He could not find one single more word to say. I just want to be free. He could not say those words. They had already withered in his mind, turned to dust. He did not even know, he marvelled now, what the hell those words had meant. Charlotte Wood takes a character from her bestselling book The Children and turns her unflinching gaze on him and his world in Animal People. Set in Sydney over a single day, Animal People traces a watershed day in the life of Stephen, aimless, unhappy, unfulfilled - and without a clue as to how to make his life better. His dead-end job, his demanding family, his oppressive feelings for Fiona and the pitiless city itself…the great weight of it all threatens to come crashing down on him. The day will bring untold surprises and disasters, but will also show him - perhaps too late - that only love can set him free. Sharply observed, hilarious, tender and heartbreaking, Animal People is a portrait of urban life, a meditation on the conflicted nature of human-animal relationships, and a masterpiece of storytelling.
by Jo Case, editor of Readings Monthly
Charlotte Wood’s The Children is among my favourite Australian novels: she’s just so good at the dynamics of relationships and minute social observations that give worlds of information about the people and places she captures. Woods’ writing reminds me of Helen Garner’s, in that it’s easy to read, but deceptively so: it’s rich with ideas and absolutely distinctive in its voice.
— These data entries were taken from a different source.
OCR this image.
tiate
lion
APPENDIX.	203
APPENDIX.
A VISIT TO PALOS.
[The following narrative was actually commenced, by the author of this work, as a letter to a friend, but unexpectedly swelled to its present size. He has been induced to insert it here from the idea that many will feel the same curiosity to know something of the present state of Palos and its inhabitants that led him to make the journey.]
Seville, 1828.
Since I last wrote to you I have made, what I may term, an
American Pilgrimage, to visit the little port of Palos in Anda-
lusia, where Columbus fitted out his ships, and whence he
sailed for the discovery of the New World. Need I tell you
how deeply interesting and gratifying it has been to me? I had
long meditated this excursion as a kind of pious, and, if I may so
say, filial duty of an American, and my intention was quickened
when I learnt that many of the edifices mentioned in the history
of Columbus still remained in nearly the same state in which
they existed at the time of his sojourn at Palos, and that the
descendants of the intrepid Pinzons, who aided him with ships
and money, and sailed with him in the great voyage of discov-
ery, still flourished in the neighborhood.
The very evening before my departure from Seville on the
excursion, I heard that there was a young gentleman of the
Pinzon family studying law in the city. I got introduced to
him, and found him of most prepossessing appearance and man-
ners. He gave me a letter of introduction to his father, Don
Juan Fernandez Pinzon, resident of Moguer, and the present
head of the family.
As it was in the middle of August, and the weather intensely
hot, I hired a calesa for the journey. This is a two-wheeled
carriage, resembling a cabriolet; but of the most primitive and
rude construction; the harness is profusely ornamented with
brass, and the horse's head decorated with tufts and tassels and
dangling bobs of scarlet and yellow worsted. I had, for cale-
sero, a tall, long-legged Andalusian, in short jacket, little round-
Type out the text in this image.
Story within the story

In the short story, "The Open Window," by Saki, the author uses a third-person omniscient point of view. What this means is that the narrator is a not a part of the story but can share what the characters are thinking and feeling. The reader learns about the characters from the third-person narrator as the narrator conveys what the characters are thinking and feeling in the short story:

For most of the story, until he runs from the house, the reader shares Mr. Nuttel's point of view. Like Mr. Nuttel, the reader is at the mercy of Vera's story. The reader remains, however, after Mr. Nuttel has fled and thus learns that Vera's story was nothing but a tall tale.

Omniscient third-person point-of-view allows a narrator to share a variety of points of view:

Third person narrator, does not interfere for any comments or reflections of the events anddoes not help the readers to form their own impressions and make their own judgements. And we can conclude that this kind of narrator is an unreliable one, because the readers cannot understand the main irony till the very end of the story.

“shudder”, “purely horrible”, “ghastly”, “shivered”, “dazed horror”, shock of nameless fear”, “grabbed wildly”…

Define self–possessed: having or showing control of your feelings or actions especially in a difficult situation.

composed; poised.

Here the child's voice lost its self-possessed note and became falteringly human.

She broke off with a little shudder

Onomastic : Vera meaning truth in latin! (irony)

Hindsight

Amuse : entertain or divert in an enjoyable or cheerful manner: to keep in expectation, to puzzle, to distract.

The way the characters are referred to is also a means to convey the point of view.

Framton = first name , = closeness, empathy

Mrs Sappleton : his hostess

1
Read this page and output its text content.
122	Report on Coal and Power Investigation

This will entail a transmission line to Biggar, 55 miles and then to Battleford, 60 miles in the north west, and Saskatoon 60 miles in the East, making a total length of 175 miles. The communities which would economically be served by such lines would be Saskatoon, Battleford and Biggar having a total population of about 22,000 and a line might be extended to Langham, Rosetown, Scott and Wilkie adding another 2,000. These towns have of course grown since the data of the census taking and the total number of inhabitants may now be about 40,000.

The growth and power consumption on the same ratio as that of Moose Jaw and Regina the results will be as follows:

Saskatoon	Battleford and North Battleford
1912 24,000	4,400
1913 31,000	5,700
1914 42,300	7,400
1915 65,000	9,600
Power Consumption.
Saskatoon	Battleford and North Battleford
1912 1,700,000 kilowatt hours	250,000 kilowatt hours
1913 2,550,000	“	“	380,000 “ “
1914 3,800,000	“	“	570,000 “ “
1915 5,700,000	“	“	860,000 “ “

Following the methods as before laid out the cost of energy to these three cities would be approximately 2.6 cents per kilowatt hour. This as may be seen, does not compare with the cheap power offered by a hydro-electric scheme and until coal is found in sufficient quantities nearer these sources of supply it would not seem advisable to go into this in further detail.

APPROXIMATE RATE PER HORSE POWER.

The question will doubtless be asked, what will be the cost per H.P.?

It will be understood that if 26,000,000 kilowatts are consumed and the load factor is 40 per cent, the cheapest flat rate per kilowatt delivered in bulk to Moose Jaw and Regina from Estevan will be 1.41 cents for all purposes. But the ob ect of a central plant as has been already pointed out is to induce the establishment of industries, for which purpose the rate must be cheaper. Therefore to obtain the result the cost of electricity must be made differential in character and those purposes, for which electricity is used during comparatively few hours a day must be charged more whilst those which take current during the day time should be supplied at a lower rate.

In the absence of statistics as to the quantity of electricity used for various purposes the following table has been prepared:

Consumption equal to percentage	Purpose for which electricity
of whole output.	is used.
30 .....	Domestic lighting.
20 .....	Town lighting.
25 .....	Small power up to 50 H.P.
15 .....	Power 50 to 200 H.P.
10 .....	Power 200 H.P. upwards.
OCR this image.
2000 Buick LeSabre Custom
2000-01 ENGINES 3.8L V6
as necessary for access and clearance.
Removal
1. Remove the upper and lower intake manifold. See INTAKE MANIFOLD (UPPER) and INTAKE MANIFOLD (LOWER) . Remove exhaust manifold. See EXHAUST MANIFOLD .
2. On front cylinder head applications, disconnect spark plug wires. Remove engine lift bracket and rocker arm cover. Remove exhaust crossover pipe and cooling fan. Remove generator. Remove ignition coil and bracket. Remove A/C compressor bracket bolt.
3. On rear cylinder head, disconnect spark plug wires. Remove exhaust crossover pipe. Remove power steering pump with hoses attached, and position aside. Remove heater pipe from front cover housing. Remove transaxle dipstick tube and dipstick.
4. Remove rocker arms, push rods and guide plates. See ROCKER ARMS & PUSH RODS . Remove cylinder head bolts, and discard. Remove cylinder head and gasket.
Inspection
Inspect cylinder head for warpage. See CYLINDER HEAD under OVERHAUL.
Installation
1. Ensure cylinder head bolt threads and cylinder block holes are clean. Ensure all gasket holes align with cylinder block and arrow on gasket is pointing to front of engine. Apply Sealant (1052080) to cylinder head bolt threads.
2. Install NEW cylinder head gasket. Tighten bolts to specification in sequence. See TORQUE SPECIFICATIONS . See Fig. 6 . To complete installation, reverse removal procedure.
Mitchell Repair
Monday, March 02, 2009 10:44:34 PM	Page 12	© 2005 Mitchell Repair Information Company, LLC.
So, I was pretty excited to receive Animal People, which follows one (monumentally bad) day in the life of middle-aged man-child Stephen, as he prepares to break up with his girlfriend. Stephen was a character in The Children, and others moonlight here too, but you don’t need to have read that novel to thoroughly enjoy this one. This is at once a novel about Stephen, and his relationship with girlfriend Fiona and her two girls; and about urban life, with our relationships with animals (and all the absurdities those relationships often entail) as a recurrent theme. Stephen works at a zoo kiosk; he is determinedly unambitious and a bit hopeless. He often says the wrong thing in social situations, he unwittingly wears chef’s pants (because they’re comfy), and must duck the exasperated attentions and expectations of his eternally disappointed mother and sister. Yet, he’s an utterly lovable character – gauche and irritating, but big-hearted. The mystery at the core of this novel is why Stephen wants to break up with Fiona: their relationship is imperfect, yes, but it’s also affectionate, genuine and touching. The answer seems to lie in Stephen’s palpably human insecurities.
Animal People may centre on a pending break-up, but it’s a romantic comedy of sorts, with some wonderful observational humour – particularly at the children’s birthday party in the final third of the novel. Thoroughly recommended; it made me laugh and cry. What more could you ask for?